Journée des dupes de Philippe Charron par Éric Houser
Dans la maison verte
Philippe Charron est un écrivain québécois, originaire de Montréal. Il a écrit une thèse sur Emmanuel Hocquard, Pierre Alferi et Jérôme Mauche (non pas une thèse sur chacun, mais une thèse sur les trois). Il a déjà publié notamment au Quartanier, et plus récemment (fin 2013) un livre assez important en volume (plus de 200 pages), Journée des dupes, et important en importance (il importe). C’est de ce livre que je veux dire quelque chose.
Le titre évoque un évènement historique qui met en scène Louis XIII, Marie de Médicis et Richelieu.

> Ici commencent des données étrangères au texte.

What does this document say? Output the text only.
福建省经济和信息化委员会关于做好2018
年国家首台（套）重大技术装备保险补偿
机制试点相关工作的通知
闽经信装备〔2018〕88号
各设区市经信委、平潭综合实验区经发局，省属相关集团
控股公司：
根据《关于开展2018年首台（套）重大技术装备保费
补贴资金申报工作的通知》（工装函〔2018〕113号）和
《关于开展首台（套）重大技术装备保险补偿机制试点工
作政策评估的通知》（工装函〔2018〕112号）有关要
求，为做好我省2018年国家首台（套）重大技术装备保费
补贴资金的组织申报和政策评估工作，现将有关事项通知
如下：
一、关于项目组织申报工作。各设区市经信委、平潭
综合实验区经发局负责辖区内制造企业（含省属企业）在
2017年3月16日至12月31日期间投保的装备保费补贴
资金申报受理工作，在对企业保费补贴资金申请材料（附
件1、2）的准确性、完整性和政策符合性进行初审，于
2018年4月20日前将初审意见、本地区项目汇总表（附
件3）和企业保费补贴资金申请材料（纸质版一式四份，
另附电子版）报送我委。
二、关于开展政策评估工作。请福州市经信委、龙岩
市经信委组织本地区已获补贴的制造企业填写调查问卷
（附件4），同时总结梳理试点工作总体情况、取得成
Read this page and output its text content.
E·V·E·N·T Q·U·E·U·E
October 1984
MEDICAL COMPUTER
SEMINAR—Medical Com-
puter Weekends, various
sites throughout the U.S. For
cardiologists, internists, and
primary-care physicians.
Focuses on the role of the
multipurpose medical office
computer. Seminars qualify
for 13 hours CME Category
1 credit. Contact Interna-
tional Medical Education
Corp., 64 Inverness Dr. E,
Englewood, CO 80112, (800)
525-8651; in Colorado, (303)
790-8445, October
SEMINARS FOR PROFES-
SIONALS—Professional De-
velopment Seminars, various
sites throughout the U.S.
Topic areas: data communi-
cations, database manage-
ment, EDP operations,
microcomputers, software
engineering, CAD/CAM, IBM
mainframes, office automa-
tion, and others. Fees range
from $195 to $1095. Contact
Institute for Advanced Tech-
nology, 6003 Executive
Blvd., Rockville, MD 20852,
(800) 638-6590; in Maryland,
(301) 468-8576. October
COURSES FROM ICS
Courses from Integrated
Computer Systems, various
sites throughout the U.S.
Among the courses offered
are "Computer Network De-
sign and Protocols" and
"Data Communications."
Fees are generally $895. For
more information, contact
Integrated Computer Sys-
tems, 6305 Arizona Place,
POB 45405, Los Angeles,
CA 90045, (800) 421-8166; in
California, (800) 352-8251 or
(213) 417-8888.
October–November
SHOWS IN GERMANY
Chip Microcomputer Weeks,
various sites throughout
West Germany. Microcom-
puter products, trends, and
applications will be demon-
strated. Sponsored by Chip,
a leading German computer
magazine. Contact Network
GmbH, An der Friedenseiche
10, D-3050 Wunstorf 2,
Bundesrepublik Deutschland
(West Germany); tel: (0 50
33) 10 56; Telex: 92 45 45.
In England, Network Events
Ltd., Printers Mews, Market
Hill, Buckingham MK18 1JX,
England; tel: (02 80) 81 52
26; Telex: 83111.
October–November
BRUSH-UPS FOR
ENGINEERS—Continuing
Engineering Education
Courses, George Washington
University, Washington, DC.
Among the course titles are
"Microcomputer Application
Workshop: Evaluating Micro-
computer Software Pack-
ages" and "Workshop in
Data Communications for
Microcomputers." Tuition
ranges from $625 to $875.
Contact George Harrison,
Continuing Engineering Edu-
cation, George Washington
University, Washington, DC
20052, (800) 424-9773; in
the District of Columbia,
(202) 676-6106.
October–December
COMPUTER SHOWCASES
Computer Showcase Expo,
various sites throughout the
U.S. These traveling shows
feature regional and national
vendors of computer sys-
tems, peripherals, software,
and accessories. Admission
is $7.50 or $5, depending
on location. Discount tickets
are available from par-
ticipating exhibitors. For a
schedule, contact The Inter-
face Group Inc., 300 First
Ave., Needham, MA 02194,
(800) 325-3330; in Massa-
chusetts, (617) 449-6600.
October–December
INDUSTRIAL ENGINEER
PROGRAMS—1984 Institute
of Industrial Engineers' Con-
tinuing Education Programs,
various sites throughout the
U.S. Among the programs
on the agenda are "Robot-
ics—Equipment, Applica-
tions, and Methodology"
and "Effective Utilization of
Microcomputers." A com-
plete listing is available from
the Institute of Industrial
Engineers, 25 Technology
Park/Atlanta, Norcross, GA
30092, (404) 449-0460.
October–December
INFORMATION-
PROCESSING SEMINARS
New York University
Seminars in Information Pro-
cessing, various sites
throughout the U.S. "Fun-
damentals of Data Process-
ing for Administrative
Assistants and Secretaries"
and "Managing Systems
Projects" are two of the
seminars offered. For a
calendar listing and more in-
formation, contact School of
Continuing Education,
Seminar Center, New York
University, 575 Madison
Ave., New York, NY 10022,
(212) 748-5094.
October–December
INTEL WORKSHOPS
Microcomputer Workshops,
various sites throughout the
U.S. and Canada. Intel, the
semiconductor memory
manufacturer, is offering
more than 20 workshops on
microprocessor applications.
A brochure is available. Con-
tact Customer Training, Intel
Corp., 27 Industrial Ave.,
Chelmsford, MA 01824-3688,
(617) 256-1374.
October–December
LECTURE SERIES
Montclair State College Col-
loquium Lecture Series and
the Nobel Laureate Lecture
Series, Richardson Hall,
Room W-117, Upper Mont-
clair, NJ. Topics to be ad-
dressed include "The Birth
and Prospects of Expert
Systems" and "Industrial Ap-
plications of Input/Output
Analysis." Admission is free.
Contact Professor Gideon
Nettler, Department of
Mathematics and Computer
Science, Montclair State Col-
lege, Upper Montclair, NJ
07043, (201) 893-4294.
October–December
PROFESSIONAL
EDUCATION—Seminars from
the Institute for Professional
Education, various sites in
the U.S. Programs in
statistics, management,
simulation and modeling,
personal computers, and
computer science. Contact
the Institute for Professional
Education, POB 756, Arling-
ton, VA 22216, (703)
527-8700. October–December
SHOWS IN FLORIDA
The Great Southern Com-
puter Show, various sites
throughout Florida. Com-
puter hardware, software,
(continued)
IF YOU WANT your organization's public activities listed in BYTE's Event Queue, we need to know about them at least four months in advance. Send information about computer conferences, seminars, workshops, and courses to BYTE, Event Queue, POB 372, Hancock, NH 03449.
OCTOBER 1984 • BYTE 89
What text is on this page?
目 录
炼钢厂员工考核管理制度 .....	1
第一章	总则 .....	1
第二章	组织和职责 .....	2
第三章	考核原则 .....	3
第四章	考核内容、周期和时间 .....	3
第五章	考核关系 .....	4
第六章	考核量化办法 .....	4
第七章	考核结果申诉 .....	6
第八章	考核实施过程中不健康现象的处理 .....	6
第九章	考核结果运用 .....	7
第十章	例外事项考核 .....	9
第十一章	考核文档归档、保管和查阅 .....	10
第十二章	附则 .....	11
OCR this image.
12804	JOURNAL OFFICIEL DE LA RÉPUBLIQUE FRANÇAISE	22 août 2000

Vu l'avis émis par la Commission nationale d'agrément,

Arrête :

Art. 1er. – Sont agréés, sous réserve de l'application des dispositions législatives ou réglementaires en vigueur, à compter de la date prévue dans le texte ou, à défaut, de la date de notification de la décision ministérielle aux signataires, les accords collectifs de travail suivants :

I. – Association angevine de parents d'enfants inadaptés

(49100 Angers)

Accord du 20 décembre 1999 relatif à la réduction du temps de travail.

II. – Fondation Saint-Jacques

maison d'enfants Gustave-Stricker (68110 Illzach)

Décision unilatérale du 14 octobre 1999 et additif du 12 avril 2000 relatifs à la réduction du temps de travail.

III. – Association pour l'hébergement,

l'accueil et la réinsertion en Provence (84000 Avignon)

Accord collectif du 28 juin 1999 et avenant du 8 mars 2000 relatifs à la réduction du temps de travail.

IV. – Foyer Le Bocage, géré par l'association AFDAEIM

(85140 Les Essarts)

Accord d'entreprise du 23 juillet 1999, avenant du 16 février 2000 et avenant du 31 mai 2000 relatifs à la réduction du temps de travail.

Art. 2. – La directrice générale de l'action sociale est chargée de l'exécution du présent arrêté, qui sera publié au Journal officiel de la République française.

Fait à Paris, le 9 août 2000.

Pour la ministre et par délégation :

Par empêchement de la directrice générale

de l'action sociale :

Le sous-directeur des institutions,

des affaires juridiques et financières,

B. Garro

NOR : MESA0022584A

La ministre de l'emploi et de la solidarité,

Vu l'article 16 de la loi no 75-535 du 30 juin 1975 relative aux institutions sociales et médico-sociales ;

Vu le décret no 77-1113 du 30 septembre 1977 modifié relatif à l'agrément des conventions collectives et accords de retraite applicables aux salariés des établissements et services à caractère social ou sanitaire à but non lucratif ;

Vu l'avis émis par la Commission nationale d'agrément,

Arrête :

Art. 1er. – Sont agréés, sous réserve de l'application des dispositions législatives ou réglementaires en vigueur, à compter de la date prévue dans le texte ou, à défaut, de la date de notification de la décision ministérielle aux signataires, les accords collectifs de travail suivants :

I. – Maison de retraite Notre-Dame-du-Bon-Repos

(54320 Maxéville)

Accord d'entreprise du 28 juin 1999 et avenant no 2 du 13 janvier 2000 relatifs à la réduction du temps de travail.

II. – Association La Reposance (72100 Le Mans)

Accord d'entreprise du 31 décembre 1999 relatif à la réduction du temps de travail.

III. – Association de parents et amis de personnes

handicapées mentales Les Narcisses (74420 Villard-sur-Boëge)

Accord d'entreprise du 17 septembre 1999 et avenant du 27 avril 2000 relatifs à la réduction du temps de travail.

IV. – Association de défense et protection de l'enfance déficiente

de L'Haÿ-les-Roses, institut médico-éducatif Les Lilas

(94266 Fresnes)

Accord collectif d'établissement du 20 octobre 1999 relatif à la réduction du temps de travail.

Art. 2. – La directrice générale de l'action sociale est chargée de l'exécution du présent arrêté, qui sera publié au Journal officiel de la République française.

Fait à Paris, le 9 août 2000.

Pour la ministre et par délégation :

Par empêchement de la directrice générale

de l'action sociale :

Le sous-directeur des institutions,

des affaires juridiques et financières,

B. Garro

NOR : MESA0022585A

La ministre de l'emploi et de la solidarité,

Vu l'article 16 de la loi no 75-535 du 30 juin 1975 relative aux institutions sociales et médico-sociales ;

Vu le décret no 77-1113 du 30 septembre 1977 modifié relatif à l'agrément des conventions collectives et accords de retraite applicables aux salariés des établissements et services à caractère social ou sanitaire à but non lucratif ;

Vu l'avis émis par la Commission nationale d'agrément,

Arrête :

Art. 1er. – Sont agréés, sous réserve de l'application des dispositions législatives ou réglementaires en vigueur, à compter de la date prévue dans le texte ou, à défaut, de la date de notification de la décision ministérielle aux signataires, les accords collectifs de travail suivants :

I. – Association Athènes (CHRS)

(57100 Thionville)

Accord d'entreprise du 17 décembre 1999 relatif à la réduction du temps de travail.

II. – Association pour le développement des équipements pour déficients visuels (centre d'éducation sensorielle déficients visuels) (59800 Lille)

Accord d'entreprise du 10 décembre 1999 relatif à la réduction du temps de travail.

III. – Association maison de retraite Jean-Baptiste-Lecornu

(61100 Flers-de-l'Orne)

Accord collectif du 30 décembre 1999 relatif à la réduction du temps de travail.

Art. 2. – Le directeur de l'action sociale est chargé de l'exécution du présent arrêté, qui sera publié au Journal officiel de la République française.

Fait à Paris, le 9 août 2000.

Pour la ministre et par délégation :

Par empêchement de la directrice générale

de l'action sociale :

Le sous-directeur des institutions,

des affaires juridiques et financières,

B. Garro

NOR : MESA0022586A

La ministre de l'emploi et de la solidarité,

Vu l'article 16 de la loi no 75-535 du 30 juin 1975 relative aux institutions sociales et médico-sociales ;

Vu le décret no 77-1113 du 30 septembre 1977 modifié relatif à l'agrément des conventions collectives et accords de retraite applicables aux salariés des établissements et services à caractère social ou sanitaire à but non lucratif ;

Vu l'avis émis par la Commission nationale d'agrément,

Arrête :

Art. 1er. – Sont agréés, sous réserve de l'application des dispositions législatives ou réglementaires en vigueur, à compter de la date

Mais aucun rapport. Les dupes ne seraient-elles pas les lectrices et les lecteurs ? La journée correspondrait-elle au temps de la lecture, au temps qu’il faut en gros pour lire le livre du début à la fin ? De fait, quand vous commencez ce livre, vous avez envie de le lire d’une traite jusqu’au bout. Et journée évoque aussi le côté diurne. Une journée, du lever au coucher du soleil. Et une journée, le temps du travail, ici la lecture, l’usage que l’on peut faire du livre. On le lit dans une lumière qui réduit les ombres. Qui les déplace et qui en dispose autrement le champ, d’une manière surprenante.
J’ai évoqué la lecture continue, possible. Mais ce livre peut être lu aussi tout à fait dans n’importe quel sens, par n’importe quel bout. Il réussit, sans forfanterie, à briser avec la continuité obligée de la lecture : un minimum de continuité est évident. Toute la question étant de cerner ce minimum. Il est variable pour chacun, c’est une question d’usage, et il n’y a pas d’autorité pour dire ce qu’il doit en être dans l’absolu.
Le mot aussi auquel je pense, est celui d’ustensilité. La lecture et l’écriture sont saisies dans un horizon d’ustensilité. L’ustensile ne se réfère pas à l’utilitarisme, mais plutôt à la question de l’usage. L’usage du monde, celui-ci hocquardiennement ne pouvant pas être distingué des phrases qui l’affichent. On peut dire aussi que ce qui est mis en perspective par ce livre, c’est la relation que nous entretenons avec les objets, toujours prête à basculer dans la mythologie de la signification, qui est elle-même liée à une idée d’intériorité. Il se tient sur cette limite subtile entre les mots et les choses, il cultive l’écart d’une manière quasi-désespérée, et cela ne va pas sans humour.
Je n’arrive pas à faire autre chose ici que jeter des phrases en vrac, en espérant seulement crayonner ce que la lecture potentialise. Car tout l’intérêt du livre de Philippe Charron est de nous déplacer de nos tendances substantialistes, à en jouer. Il est bien rare d’être à ce point mené par la main devant nos habitudes, nos habitations : pris, en quelque sorte, à chaque détour la main dans le sac. Habitués que nous sommes à lire des livres, parfois à en écrire. Habités par la littérature. C’est tout cela qui se trouve comme mis à plat, avec la cruauté nécessaire. Et en même temps, la lecture de ce livre est plaisante, extrêmement plaisante, et on sent que l’écriture aussi en a été plaisante.
C’est un livre riche, je sais bien qu’ici je ne peux que tourner autour. La seule chose que je puisse ajouter pour terminer, qui ait valeur d’incitation, c’est que c’est un livre actuel. Il est très souvent question, dans ces bribes de récit qui se chevauchent et se succèdent (succession, est-il indiqué en sur-titre sur la première page de couverture), de politiques locales qui touchent à l’espace, à la construction et à l’urbanisme, au « vivre-ensemble » et au « chacun-chez-soi » (la maison, le bricolage, l’aménagement de l’espace intime). De tout ce qui fait l’actuel de nos vies urbaines, nos stations, nos déplacements. Nos errances. C’est réjouissant, étrange et beau parfois (« Regarde dans l’eau plutôt que dans ta tête »), et, je dirais, toujours performant.